Scarlet Nights, by Jude Deveraux (New York: Atria Books, 2010).

Summary:
"Engaged to the charming and seductive Greg Anders, Sara Shaw is happily anticipating her wedding in Edilean, Virginia. The date has been set, the flowers ordered, even her heirloom dress is ready. But just three weeks before the wedding, Greg gets a telephone call during the night and leaves without explanation. Two days later, a man climbs up through a trapdoor in the floor of Sara's apartment, claiming that he is the brother of her best friend and that he's moving in.

"While Mike Newland is indeed telling the truth about his identity, his reason for being there reaches far deeper. He's an undercover detective, and his assignment is to use Sara to track down a woman who is one of the most notorious criminals in the United States -- and also happens to be the mother of the man Sara plans to marry.

"Mike thinks the job will be easy -- if he can figure out how to make a 'good' girl like Sara trust him, that is. But Mike has no idea what this mission has in store for him.
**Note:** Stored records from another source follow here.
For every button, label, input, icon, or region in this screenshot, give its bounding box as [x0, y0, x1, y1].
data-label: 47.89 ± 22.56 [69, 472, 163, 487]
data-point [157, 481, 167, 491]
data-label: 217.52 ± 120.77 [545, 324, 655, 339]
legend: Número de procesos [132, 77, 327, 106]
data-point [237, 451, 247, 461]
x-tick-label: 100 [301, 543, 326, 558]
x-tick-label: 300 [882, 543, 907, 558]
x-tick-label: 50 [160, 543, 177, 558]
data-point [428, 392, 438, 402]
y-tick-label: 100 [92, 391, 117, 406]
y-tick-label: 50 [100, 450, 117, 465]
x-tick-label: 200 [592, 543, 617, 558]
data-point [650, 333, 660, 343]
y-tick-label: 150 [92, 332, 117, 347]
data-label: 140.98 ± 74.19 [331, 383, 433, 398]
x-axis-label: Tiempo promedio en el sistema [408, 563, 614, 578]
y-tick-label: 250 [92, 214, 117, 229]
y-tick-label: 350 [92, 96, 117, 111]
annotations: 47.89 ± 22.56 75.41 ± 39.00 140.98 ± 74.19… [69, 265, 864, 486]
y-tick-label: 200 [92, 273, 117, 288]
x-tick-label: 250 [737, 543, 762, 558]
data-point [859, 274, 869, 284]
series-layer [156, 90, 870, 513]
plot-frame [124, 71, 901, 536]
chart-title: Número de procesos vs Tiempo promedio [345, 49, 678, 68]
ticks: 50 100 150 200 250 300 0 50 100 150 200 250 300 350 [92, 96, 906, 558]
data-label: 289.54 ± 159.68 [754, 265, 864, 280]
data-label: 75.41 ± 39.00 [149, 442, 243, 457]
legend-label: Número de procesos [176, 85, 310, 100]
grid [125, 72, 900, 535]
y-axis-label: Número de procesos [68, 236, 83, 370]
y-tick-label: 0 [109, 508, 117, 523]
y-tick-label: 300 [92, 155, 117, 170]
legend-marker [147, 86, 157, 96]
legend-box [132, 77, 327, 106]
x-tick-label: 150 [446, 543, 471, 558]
He's worked hard to keep private his connections to Edilean, which date back to his grandmother's time there in 1941. But as Mike and Sara get to know each other, he can't help but share secrets about himself that he's told no one else. And in return, Sara opens up to Mike about things she could never reveal to Greg. As the pair work together to solve two mysteries, their growing love begins to heal each of them in ways they never could have imagined."


Opening Line:
"'I think we've found her,' Captain Erickson said.

My Take:
Yes, this is shaping up to be as lightweight and silly as it sounds -- perfect for a holiday weekend beach read, which is when and why I checked it out.

Well, it was about what I expected. Long on action and purple prose, short on believability and character depth. I've passed less enjoyable afternoons but this certainly isn't a particularly interesting or memorable book. Next.

Friday, July 1, 2011

#54: Red Hook Road

Red Hook Road, by Ayelet Waldman (New York: Doubleday, 2010).

Summary:
"Becca Copaken and John Tetherly are young and in love, and the future looks as bright as the day of their marriage. Becca's family is well-to-do and summers in Red Hook, Maine, where John's mother, Jane, runs a housecleaning service for clients like the Copakens. The only thing that binds the two families is the love the elated couple share, but it's enough to bring them together for the occasion.
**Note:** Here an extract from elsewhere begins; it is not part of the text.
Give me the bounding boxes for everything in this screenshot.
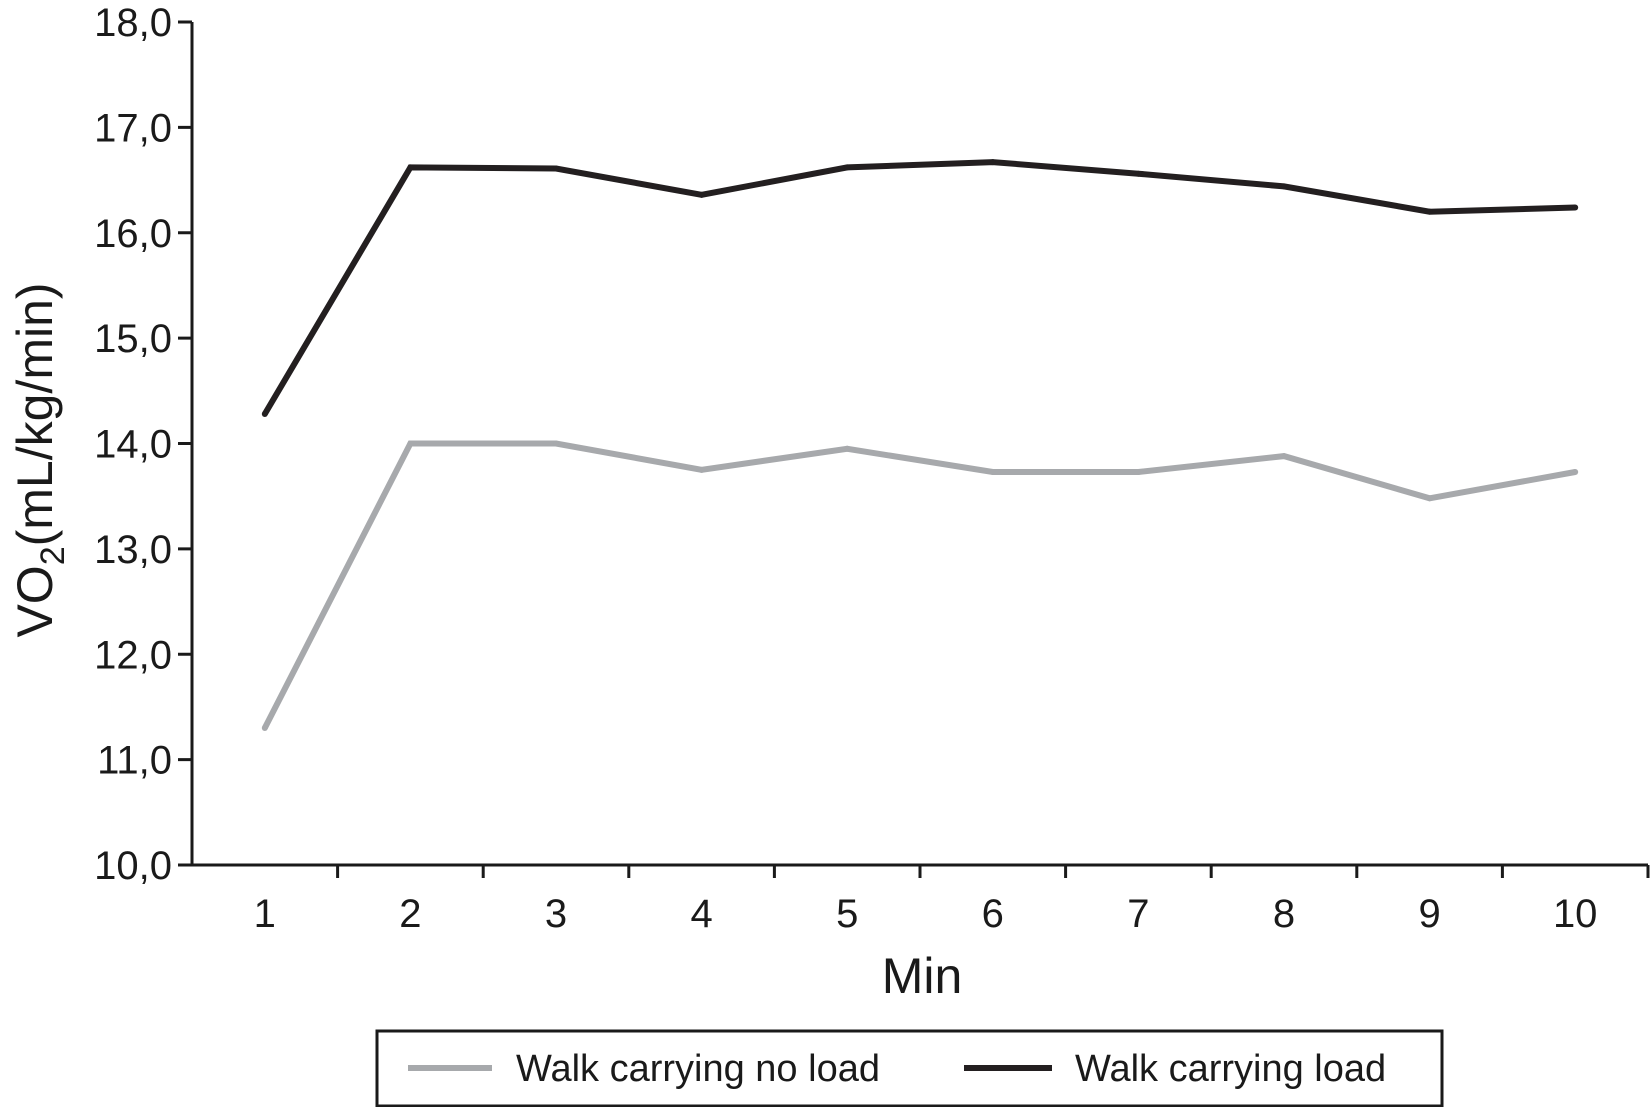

"Until the unthinkable happens: Becca and John's limousine collides with another vehicle mere minutes after the wedding, killing them instantly. Joy gives way to grief, and the rifts between Becca's mother, Iris, and Jane grow, from the funeral arrangements to Iris's strong-willed interest in the musical career of Jane's niece to a new romance that buds between the surviving children, Ruthie and Matt. Time's healing powers prove elusive for Iris and Jane. Iris's thirty-year marriage disintegrates, while Jane's bitterness threatens to ruin her relationship with Matt. Only when a powerful, blinding storm hits Red Hook do the families begin to see what really matters most."


Opening Line:
"The flower girl had lost her basket of rose petals and could not bear to have the photograph taken without it."

My Take:
I had a few rough days this week -- let's say I was definitely in the valleys of the unemployment roller coaster -- and went to the library looking to be entertained and distracted. Don't worry if that doesn't automatically scream "couple killed on their wedding day" to you; Mr. Hazelthyme didn't get it, either. It's about catharsis, people ... that, and reading something that doesn't take too long or make you work too hard to become engaged.
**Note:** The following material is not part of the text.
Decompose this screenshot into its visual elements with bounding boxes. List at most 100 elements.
So far (I'm on page 130), this fits the bill: hard to put down, but beautifully written with an excellent eye for detail and nuance. Given the subject matter, that does indeed mean it's painfully sad in parts. One example: the following early passage, where John's brother Matt reflects on whether it's more painful when others mention his late brother, or when they don't speak about him:
"At the sound of their names, Ruthie twitched. For the first couple of weeks Matt had felt the same way. Every mention of the names of the dead seemed to light a small hot fire inside him. Then one day a few weeks back he woke up and found that, suddenly, the opposite was true: it was the minutes, the hours, the entire days that went by without someone mentioning John that hurt Matt the most. He had tried to talk about John to his mother, but that went nowhere. So he had started hanging out with John's friends. Every evening he would head over to the Neptune, and stake out a stool in the middle of the bar. As people trickled in they would stop and pass a few minutes with him. Some offered no more than their condolences, some tried to buy him a beer. And that was okay. But what Matt was waiting for were the stories. About the birch bark canoe with swept-up gunwale and a squared bow that John and a friend had built for a middle school project on the Passamaquoddy tribe. About how one hunting season, when another buddy was laid up with a broken leg, John had filled his freezer with venison steaks, because he knew the guy relied on his yearly buck to feed his family. They'd retell John's jokes -- Matt must have heard the one about the robber in the sperm bank a dozen times. They'd remind one another about practical jokes John had played on them. The guys, as sad as they were, as much as they missed their friend, always ended up laughing, especially once they'd had a few. And if Matt rarely laughed out loud with them, as long as he was sitting on that barstool he felt okay. He felt like he was close to his brother. He was dreading the end of the summer, dreading the prospect of going back to college and being surrounded by people who had never known John, who had never laughed at his jokes or been the beneficiaries of his unsolicited largesse, who didn't know or care that he was dead."
(afterwards) Excellent book. It follows the surviving Copaken and Tetherly family members through the five summers that follow John and Becca's deaths, trying to move on with their lives knowing all the while there really is no such thing -- no going back to the way it was Before. As the summary suggests, Ruthie and Matt find comfort in each other, and struggle with the usual twenty-something "who am I and what am I doing with my life?" questions beneath the weight of their losses. Ruthie, who can't bear to return to London and the Fulbright her mother's always dreamed of/ expected for her, finds unexpected satisfaction working in the tiny Red Hook library ... while Matt finds a disappointing lack of the same as he endeavors to finish the work John started restoring an old wooden schooner. Jane is so committed to her stiff-upper-lipped New England stoicism that she can't even bear to talk about John, which strains her relationship with her surviving son. Iris channels her pain into overseeing the education of Samantha, Jane's niece and ward, who had been Becca and John's nine-year-old flower girl, and turns out to be a musical prodigy who's talent's gone unrecognized by her family to date. Daniel, Iris's husband and Becca and Ruthie's father, finds an outlet in the training and boxing he'd enjoyed as a young man, even if this opens a near-fatal rift in his marriage to Iris. Under the tutelage of Iris's father, renowned violinist Mr. Kimmelbrod, Samantha blossoms as a violinist, and teaching her gives him something positive to cling to even as his body grows increasingly frail. The ending is a little too dramatic for my tastes (thought it would probably translate quite well to film, and seeing this happen wouldn't surprise me much), but overall, this one's a keeper and a recommend-to-others book.